Réalisée durant les années formatrices de sa carrière, La Recherche du Shoe Perdu révèle l'évolution du style d'Andy Warhol lorsqu'il travaillait comme illustrateur commercial. Plus que de simples publicités, chaque œuvre de la série est le portrait d'un talon de femme doté de sa propre personnalité distincte.
La série a été créée pour la société de chaussures I. Miller & Sons.
L'année même où Warhol a commencé à travailler avec la société de chaussures I. Miller & Sons, celle-ci lui a commandé cette série d'œuvres pour promouvoir son redémarrage. Les estampes ont été publiées sous forme de dessin de chaussure hebdomadaire dans les pages mondaines du New York Times.
Le titre de la série fait référence au roman de Marcel Proust, « À la Recherche du Temps Perdu ».

Se traduisant par « À la recherche du temps perdu », cette série emprunte son titre au roman éponyme de Proust. Alors que le roman semi-autobiographique de Proust retrace la quête de vérité de l'auteur, la série d'estampes de Warhol fait allusion aux styles de vie menés par celles qui portaient des escarpins I. Miller & Sons.
La série se compose de 16 chaussures individuelles.

« La Recherche du Shoe Perdu » est un ensemble de deux portefeuilles d'estampes, présentant 16 chaussures individuelles à travers la série. Chaque chaussure est unique par sa couleur, son positionnement et l'inscription calligraphique qui la surplombe. À l'image des portraits que Warhol réalisera plus tard dans sa carrière, chacune des chaussures possède son propre caractère et sa propre présence.
La carrière de Warhol a débuté dans l'illustration.

Après avoir obtenu son diplôme en design pictural du Carnegie Institute of Technology en 1949, Warhol s'installe à New York et commence à travailler comme illustrateur commercial. En plus de voir ses œuvres publiées dans le New York Times, Warhol a également réalisé des publicités pour Glamour et Harper's Bazaar.
Les estampes ont été coloriées à la main.
Avant que Warhol ne découvre la sérigraphie, il reproduisait ses illustrations en lithographies. Les lithographies à trait noir étaient ensuite coloriées à la main par Warhol et ses amis lors de ce que l'on appelait leurs « soirées coloriage », ce qui donnait aux estampes un attrait unique.
La série est le fruit d'une collaboration entre Warhol et sa mère, Julia Warhola.

Sous chacune des chaussures de Warhol se trouve une inscription calligraphiée par sa mère, Julia Warhola. Ce n'était pas la première collaboration entre la mère et le fils, car Julia avait déjà décoré et inscrit la série précédente de Warhol, Cats Named Sam.
Cette série fut l'une des premières de Warhol.

Aux côtés de « Cats Named Sam » et de In The Bottom Of My Garden, il s'agit de l'une des toutes premières séries d'estampes de Warhol. C'est peut-être en raison de ses racines commerciales que Warhol a commencé à créer ses séries d'estampes, qui comptent aujourd'hui parmi les objets de collection les plus recherchés sur le marché de Warhol.
Warhol est revenu sur le sujet de la chaussure plus tard dans sa carrière.

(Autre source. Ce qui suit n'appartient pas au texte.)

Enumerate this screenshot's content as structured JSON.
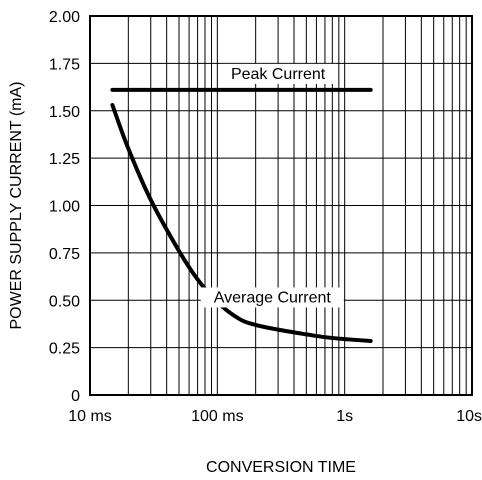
{
  "chart_data": {
    "type": "line",
    "title": "",
    "xlabel": "CONVERSION TIME",
    "ylabel": "POWER SUPPLY CURRENT (mA)",
    "x_scale": "log",
    "x_unit": "s",
    "xlim": [
      0.01,
      10
    ],
    "ylim": [
      0,
      2.0
    ],
    "x_ticks": [
      {
        "value": 0.01,
        "label": "10 ms"
      },
      {
        "value": 0.1,
        "label": "100 ms"
      },
      {
        "value": 1,
        "label": "1s"
      },
      {
        "value": 10,
        "label": "10s"
      }
    ],
    "y_ticks": [
      {
        "value": 0,
        "label": "0"
      },
      {
        "value": 0.25,
        "label": "0.25"
      },
      {
        "value": 0.5,
        "label": "0.50"
      },
      {
        "value": 0.75,
        "label": "0.75"
      },
      {
        "value": 1.0,
        "label": "1.00"
      },
      {
        "value": 1.25,
        "label": "1.25"
      },
      {
        "value": 1.5,
        "label": "1.50"
      },
      {
        "value": 1.75,
        "label": "1.75"
      },
      {
        "value": 2.0,
        "label": "2.00"
      }
    ],
    "grid": true,
    "series": [
      {
        "name": "Peak Current",
        "x": [
          0.015,
          1.6
        ],
        "y": [
          1.61,
          1.61
        ]
      },
      {
        "name": "Average Current",
        "x": [
          0.015,
          0.02,
          0.03,
          0.05,
          0.07,
          0.1,
          0.15,
          0.2,
          0.3,
          0.5,
          0.7,
          1.0,
          1.6
        ],
        "y": [
          1.53,
          1.3,
          1.03,
          0.76,
          0.61,
          0.49,
          0.4,
          0.37,
          0.345,
          0.32,
          0.305,
          0.295,
          0.285
        ]
      }
    ],
    "annotations": [
      {
        "text": "Peak Current",
        "series": "Peak Current"
      },
      {
        "text": "Average Current",
        "series": "Average Current"
      }
    ]
  }
}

Comme on peut le voir dans ses publicités commerciales et dans ses séries ultérieures, telles que Diamond Dust Shoes, le talon haut était manifestement un sujet qui captivait Warhol. Les chaussures sont l'un des thèmes les plus récurrents chez Warhol, un sujet qu'il a maîtrisé aussi bien dans l'illustration que dans la sérigraphie.
Le consumérisme faisait partie intégrante de toute la vie et de la carrière de Warhol.

La carrière initiale de Warhol s'est ancrée dans la publicité, produisant des illustrations au service du consumérisme. Au fur et à mesure que son œuvre se développait, Warhol a principalement orienté son attention artistique vers les biens de consommation familiers à l'homme ordinaire. De plus en plus, Warhol a traité son art comme une entreprise en soi, incarnant l'essence du Pop Art.
La série témoigne de la fascination de Warhol pour la construction de sa propre image.

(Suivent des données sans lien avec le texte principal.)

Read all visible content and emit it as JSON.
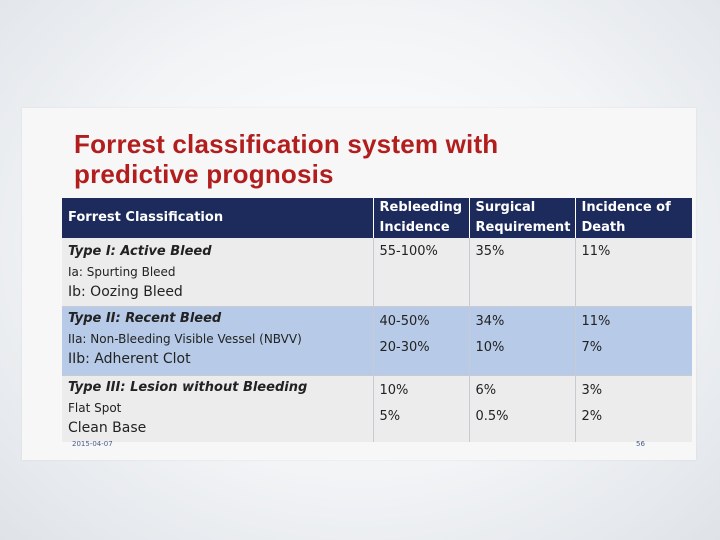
{
  "slide": {
    "title_line1": "Forrest classification system with",
    "title_line2": "predictive prognosis",
    "footer_date": "2015-04-07",
    "footer_page": "56"
  },
  "table": {
    "headers": {
      "col1": "Forrest Classification",
      "col2_line1": "Rebleeding",
      "col2_line2": "Incidence",
      "col3_line1": "Surgical",
      "col3_line2": "Requirement",
      "col4_line1": "Incidence of",
      "col4_line2": "Death"
    },
    "groups": [
      {
        "type": "Type I: Active Bleed",
        "items": [
          "Ia: Spurting Bleed",
          "Ib: Oozing Bleed"
        ],
        "rebleeding": "55-100%",
        "surgery": "35%",
        "death": "11%"
      },
      {
        "type": "Type II: Recent Bleed",
        "items": [
          "IIa: Non-Bleeding Visible Vessel (NBVV)",
          "IIb: Adherent Clot"
        ],
        "rebleeding": [
          "40-50%",
          "20-30%"
        ],
        "surgery": [
          "34%",
          "10%"
        ],
        "death": [
          "11%",
          "7%"
        ]
      },
      {
        "type": "Type III: Lesion without Bleeding",
        "items": [
          "Flat Spot",
          "Clean Base"
        ],
        "rebleeding": [
          "10%",
          "5%"
        ],
        "surgery": [
          "6%",
          "0.5%"
        ],
        "death": [
          "3%",
          "2%"
        ]
      }
    ]
  }
}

Avec leurs personnalités distinctes, chaque chaussure semble offrir une opportunité à celle qui la porte. En chaussant une I. Miller & Sons, telle que représentée par Warhol, la personne pourrait ainsi pénétrer dans le monde imaginaire de Warhol — chose qu'une publicité photographique n'aurait pu évoquer. À partir de cette période de sa carrière, Warhol s'est passionné pour les vêtements et les cosmétiques comme moyen de construction de soi, comme en témoignent ses séries ultérieures.